Helix

Project summary: major environmental hazards may lead to serious, chronic pathologies with large societal and economic costs, especially when exposed during critical developmental periods in pregnancy or early life. Special susceptibility during these times requires special protection through public health action and environmental legislation. Many associations between early-life exposures and health remain poorly characterised, giving rise to uncertain health risk and impact assessments due to lack of comprehensive data on exposure to multiple environmental hazards in early life, the large degree of exposure misclassification and uncertainties, and lack of integrated multiple environmental hazards and individual variability to estimate combined effects on health. Focus has almost uniquely been on single exposure-health effect relationships, lacking a global view of how various types of exposures co-exist and jointly impact on health during critical developmental periods.
The “exposome” encompasses the totality of human environmental exposures from conception onwards; key focus is its epidemiological applications for prevention of human disease. The HELIX (Human Early-Life Exposome) concept is built around these needs in human population studies.

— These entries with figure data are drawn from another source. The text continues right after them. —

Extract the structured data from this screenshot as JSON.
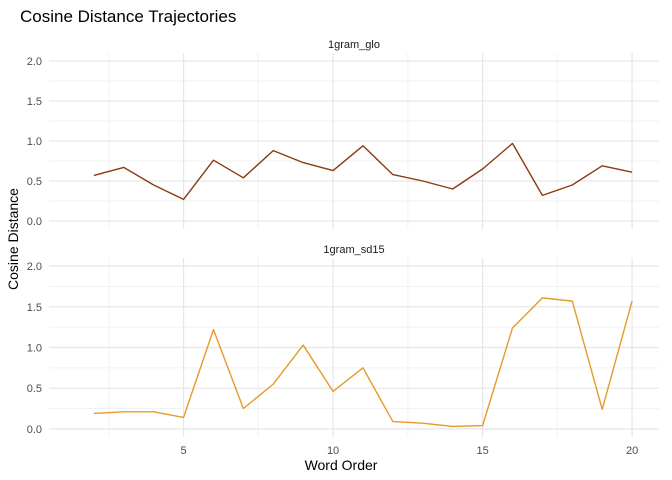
{
  "chart_data": {
    "type": "line",
    "title": "Cosine Distance Trajectories",
    "xlabel": "Word Order",
    "ylabel": "Cosine Distance",
    "xlim": [
      0.5,
      20.9
    ],
    "ylim": [
      -0.1,
      2.1
    ],
    "x_ticks": [
      5,
      10,
      15,
      20
    ],
    "y_ticks": [
      0.0,
      0.5,
      1.0,
      1.5,
      2.0
    ],
    "y_tick_labels": [
      "0.0",
      "0.5",
      "1.0",
      "1.5",
      "2.0"
    ],
    "grid": true,
    "legend": "none",
    "panels": [
      {
        "label": "1gram_glo",
        "color": "#8B3A12",
        "x": [
          2,
          3,
          4,
          5,
          6,
          7,
          8,
          9,
          10,
          11,
          12,
          13,
          14,
          15,
          16,
          17,
          18,
          19,
          20
        ],
        "values": [
          0.57,
          0.67,
          0.45,
          0.27,
          0.76,
          0.54,
          0.88,
          0.73,
          0.63,
          0.94,
          0.58,
          0.5,
          0.4,
          0.65,
          0.97,
          0.32,
          0.45,
          0.69,
          0.61
        ]
      },
      {
        "label": "1gram_sd15",
        "color": "#E59A2B",
        "x": [
          2,
          3,
          4,
          5,
          6,
          7,
          8,
          9,
          10,
          11,
          12,
          13,
          14,
          15,
          16,
          17,
          18,
          19,
          20
        ],
        "values": [
          0.19,
          0.21,
          0.21,
          0.14,
          1.22,
          0.25,
          0.55,
          1.03,
          0.46,
          0.75,
          0.09,
          0.07,
          0.03,
          0.04,
          1.24,
          1.61,
          1.57,
          0.24,
          1.57
        ]
      }
    ]
  }
}
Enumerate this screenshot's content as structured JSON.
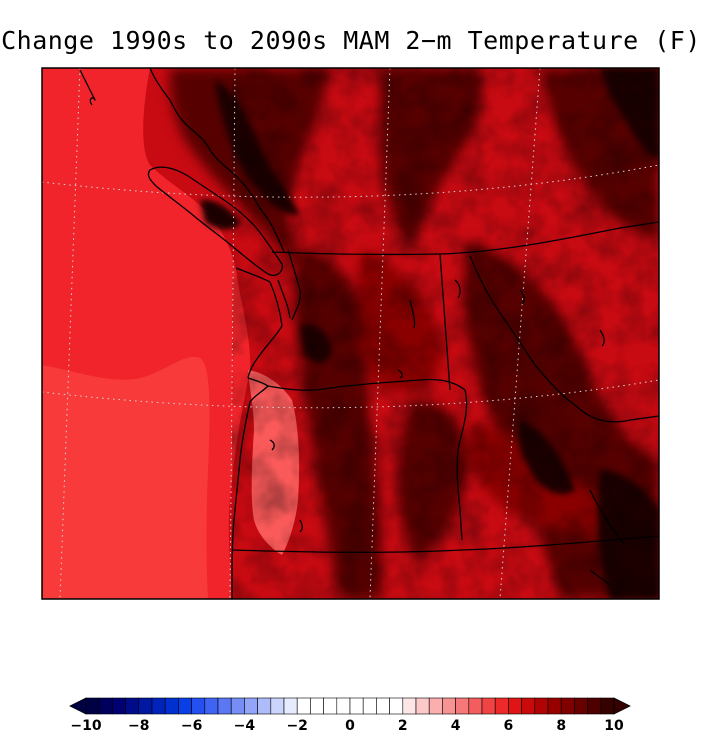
{
  "title": "Change 1990s to 2090s MAM 2−m Temperature (F)",
  "map": {
    "description_region": "Pacific Northwest",
    "colors": {
      "ocean_outer": "#f0242a",
      "ocean_inner": "#f83a3a",
      "coast_light": "#fb5a5a",
      "land_mid": "#c80a12",
      "land_dark": "#8a0000",
      "land_darker": "#560000",
      "land_darkest": "#1e0000",
      "lines": "#000000",
      "graticule": "#d8d8d8"
    }
  },
  "colorbar": {
    "min": -10,
    "max": 10,
    "step": 0.5,
    "tick_labels": [
      "−10",
      "−8",
      "−6",
      "−4",
      "−2",
      "0",
      "2",
      "4",
      "6",
      "8",
      "10"
    ],
    "tick_values": [
      -10,
      -8,
      -6,
      -4,
      -2,
      0,
      2,
      4,
      6,
      8,
      10
    ],
    "colors": [
      "#000045",
      "#00005c",
      "#000073",
      "#000b8a",
      "#0018a2",
      "#0024b9",
      "#0030cf",
      "#0a3ee6",
      "#2450f0",
      "#3f63f2",
      "#5a78f4",
      "#768ef6",
      "#92a5f8",
      "#aebdfa",
      "#cad4fc",
      "#e6ebfe",
      "#ffffff",
      "#ffffff",
      "#ffffff",
      "#ffffff",
      "#ffffff",
      "#ffffff",
      "#ffffff",
      "#ffffff",
      "#fee6e6",
      "#fcc9c9",
      "#faaeae",
      "#f89393",
      "#f67878",
      "#f35d5d",
      "#f04444",
      "#ec2a2a",
      "#e01414",
      "#c80a0a",
      "#b00404",
      "#980000",
      "#800000",
      "#680000",
      "#4e0000",
      "#350000"
    ]
  }
}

Key Words: exposome concept, molecular exposure signature, environment, pollutants, predictors, genes, disease risks, health protection,epidemiological applications, -omics techniques, bioinformatic tools, database, early-exposome tool kit.

Geuvadis

Project summary: high-throughput next-generation DNA sequencing technologies allow investigators to sequence entire human genomes at an affordable price and within a short time frame . The correct interpretation, storage, and dissemination of the large amount of produced genomics data generate major challenges. Tackling these challenges requires extensive exchange of data, information and knowledge between medical scientists, sequencing centres, bioinformatics networks and industry at the European level. The GEUVADIS (Genetic European variation in disease) Consortium aims at developing standards in quality control and assessment of sequence data, models for data storage, exchange and access, as well as standards for the handling, analysis and interpretation of sequencing data and other functional genomics datasets, standards for the biological and medical interpretation of sequence data and in particular rare variants for monogenic and common disorders, and finally standards for the ethics of phenotype prediction from sequence variation. The partners are all involved in international sequencing initiatives (1000 GP, ICGC), EU and other international projects (ENGAGE, GEN2PHEN, ENCODE, TECHGENE …), biobanking activities (BBMRI), data sharing initiatives (ELIXIR), and the European Sequencing and Genotyping Infrastructure (ESGI), ensuring tight collaborations. The Consortium will undertake pilot sequencing projects on selected samples from three medical fields (cardiovascular, neurological and metabolic), using RNA (RNASeq) and DNA (exonSeq) sequencing. The analysis of such samples will allow the consortium to set up standards in operating procedures and biological/medical interpretation of sequence data in relation to clinical phenotypes. The consortium will bring together the knowledge and resources on medical genome sequencing at a European level and allow researchers to develop and test new hypotheses on the genetic basis of disease.
Key Words: high- throughput sequencing technologies, DNA, human genome, data exhange, interpretation storage, models, bioinformatics, rare variants, (clinical) phenotype predictions, genetic bases of disease, operation procedure standards; hypotheses, knowledge, ethics.